Scooter Hobbs column: LSU visits Auburn’s circus
Published 8:00 am Wednesday, September 28, 2022
There’s an outside chance that what happens on the field, maybe even the scoreboard, will grab the headlines when LSU visits Auburn this weekend.
Not likely. But possible.
And this time there’s no need to rehash the earthquakes and barn fires and sextet pick-sixes that usually get mentioned this time of year.
Oh, and there’s the possibility of a hurricane or its strong remnants dropping by Jordan-Hare Stadium this weekend.
No biggie. These teams have dealt with about everything else, they’ll handle whatever this Ian thing makes of itself.
In fact, at this point, a good storm might be a breath of fresh air at Auburn, might bring some order to the campus, which is in absolute chaos because head coach Bryan Harsin is somehow still there.
Sniping, bickering and good old-fashioned back-stabbing galore.
It’s a social media-and-a-half mess.
The Power Brokers, who at Auburn have always been notorious for getting their own way, somehow whiffed on the whacking of Harsin after last season.
It was a done deal gone awry, similar to the Houdini Act Les Miles pulled off at LSU at the end of the 2015 season.
According to several reports last weekend, Harsin had to beat Missouri or LSU would have been facing an interim head coach this week.
Of course, the Auburn power brokers might get a favorable ruling that Harsin did not, in fact, actually win that Missouri game last week. Any two-bit country lawyer could make the case that, instead, Missouri lost that game two or three times — in unforced fashion, with little to no input from Auburn.
Never mind the missed chip-shot field goal attempt. When, oh, when are coaches going to get it through ball carriers’ heads not to stretch the ball out to the pylon one-handed when it’s not absolutely, positively, desperation necessary?
The “win” certainly didn’t seem to calm the restlessness at Auburn. Its rank-and-file fan base, which mostly watches the power struggles from the sidelines, is among the best in the country and deserves better.
It still seems like Harsin is a Fired Coach Walking (waiting for the right time).
Who will tell Harsin, if or when he’s fired, is a good question? Earlier this month — perhaps the wrapped-up dead fish arriving at the Corleone’s back door — athletic director Allen Greene was forced out.
It’s not really any of LSU’s concern. This is just Auburn being Auburn, where the school motto — Inde Est Quod Habere Non Possumus Omnia — translates to: “This is why we can’t have nice things.”
Maybe LSU could help out. Auburn has an open date next week before facing No. 1 Georgia the next. You can do the math.
LSU also owes Auburn one. In 2016, the season after Miles’ Great Escape, LSU lost at Auburn when LSU’s (apparent) winning touchdown was snapped a second too late and overturned (correctly) after review.
Close didn’t count. Miles was fired the next day. They’d obviously been waiting on a convenient time.
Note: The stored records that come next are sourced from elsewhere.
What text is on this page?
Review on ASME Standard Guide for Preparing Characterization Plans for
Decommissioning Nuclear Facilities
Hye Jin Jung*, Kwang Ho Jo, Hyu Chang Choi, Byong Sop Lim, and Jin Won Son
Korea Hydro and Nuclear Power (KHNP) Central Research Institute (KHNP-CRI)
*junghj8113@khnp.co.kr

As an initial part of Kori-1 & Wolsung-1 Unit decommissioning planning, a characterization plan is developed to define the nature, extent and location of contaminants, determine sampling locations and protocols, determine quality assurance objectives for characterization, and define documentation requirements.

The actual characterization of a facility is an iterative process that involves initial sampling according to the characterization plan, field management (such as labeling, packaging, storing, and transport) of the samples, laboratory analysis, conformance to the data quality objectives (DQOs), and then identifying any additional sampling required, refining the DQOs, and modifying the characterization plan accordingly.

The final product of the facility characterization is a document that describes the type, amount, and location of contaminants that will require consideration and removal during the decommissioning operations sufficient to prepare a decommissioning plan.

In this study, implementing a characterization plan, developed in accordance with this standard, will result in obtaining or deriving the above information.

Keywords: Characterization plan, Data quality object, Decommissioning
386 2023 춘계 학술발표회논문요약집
But forget the smoke-filled back rooms.
If LSU is to be any help here, first the Tigers have to decipher Auburn’s chaotic quarterback situation. Pay close attention here.
LSU thought it’d be facing the quarterback who started for LSU the last time it was in Auburn.
But T.J. Finley, who transferred from LSU to Auburn, only recently returned to practice after an injury. He is listed as the co-backup with Oregon transfer Robby Ashford because Texas A&M transfer Zach Calzada is hurt.
At least LSU won’t have to worry about the Auburn quarterback who single-handedly beat them last year — Bo Nix has since transferred to Oregon.
Who’s on first could be a transfer to be named later.
But LSU is pretty sure it will start Arizona State transfer Jayden Daniels.
This crazy quarterback puzzle speaks as much to the chaos in college football as to anything Auburn-LSU specific.
Still, LSU, no stranger to its own occasional in-house chaos, will roll in as a very quiet and unobtrusive 3-1 team. Probably not all that good, but not as bad as some predicted. It seems to be a patched-together but stable ship under first-year head coach Brian Kelly. For now he seems to have a fairly contented fan base (by its own whacky standards) that at least has confidence in the mature direction he’s leading the program.
The goal this week?
Just don’t let Auburn rub off on them.